In this same tab, here’s a setting for Max Resolution and Max Refresh Rate. The maximum resolution can be set to 5K, 4K, or Automatic, and the maximum refresh rate can be 60Hz, 45Hz, 30Hz, or Automatic. I played around with these settings and to be honest saw no difference, so I put them back to Automatic on both.
In the Mac-to-iPad Preference, you can set the iPad to be in Teleprompter Mode. I haven’t ever used any kind of teleprompter, but my understanding is that “it’s all done with mirrors”. In order to make the display oriented correctly for the reader, the iPad’s display needs to be flipped upside down, and that’s exactly what enabling Teleprompter Mode does in Luna Display.
In the Mac-to-Mac Preferences, you can set several different ways to connect the two computers. The default is to allow any network interface, but you can force it to WiFi only, Ethernet only (computer to computer or both plugged into your router), or Thunderbolt only.

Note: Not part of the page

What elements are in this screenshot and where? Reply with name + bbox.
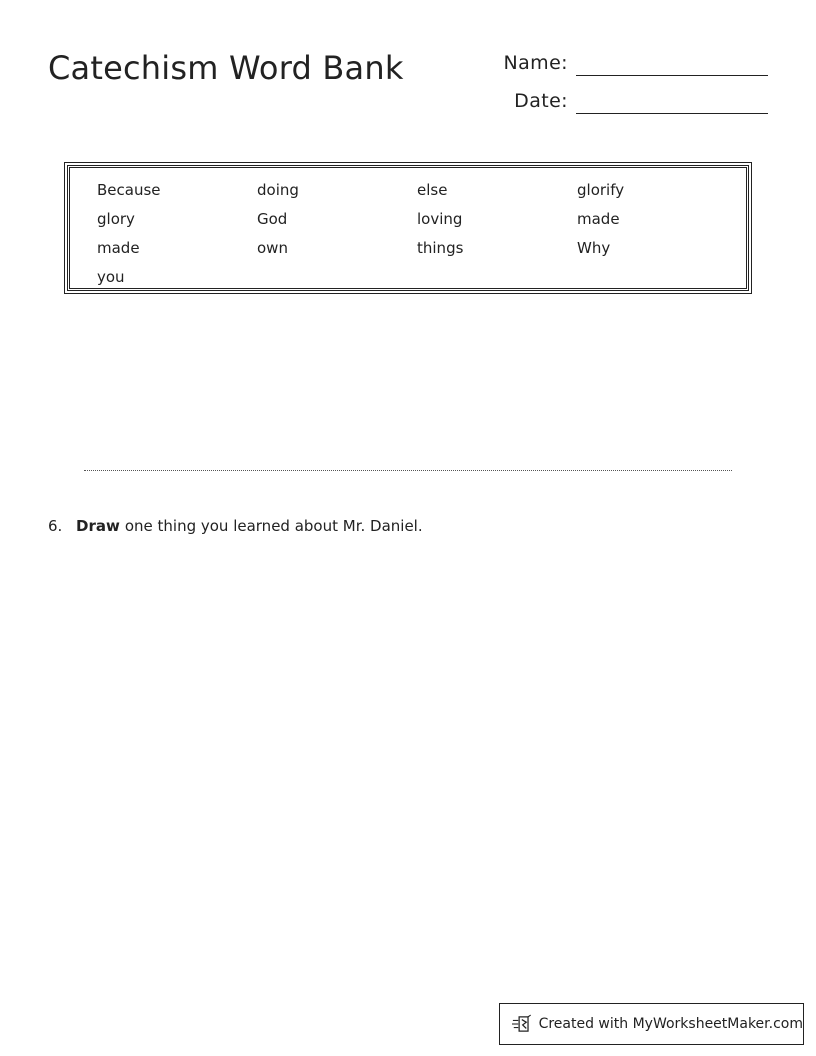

If you hold down the option key when you open up Luna Display Preferences, you get a debug menu with even geekier controls. There are some even more advanced settings you can play around with if you like. You can control the GPU acceleration by choosing Metal, OpenCL, or CPU. you can also change the Liquid Engine Version between v2 and v3 but I have no clue what that is.
The bottom line is that if you’ve got an older Mac with a perfectly good screen, and you need a second display, I think AstroPad is a pretty solid way to give that older machine a new lease on life. $130 sounded expensive when Luna Display worked only on the iPad, but if you can have a 5K display for your new Apple Silicon Mac, it could actually save you money. I also love that existing Luna Display owners (like me!) get all this great capability without paying an extra dime.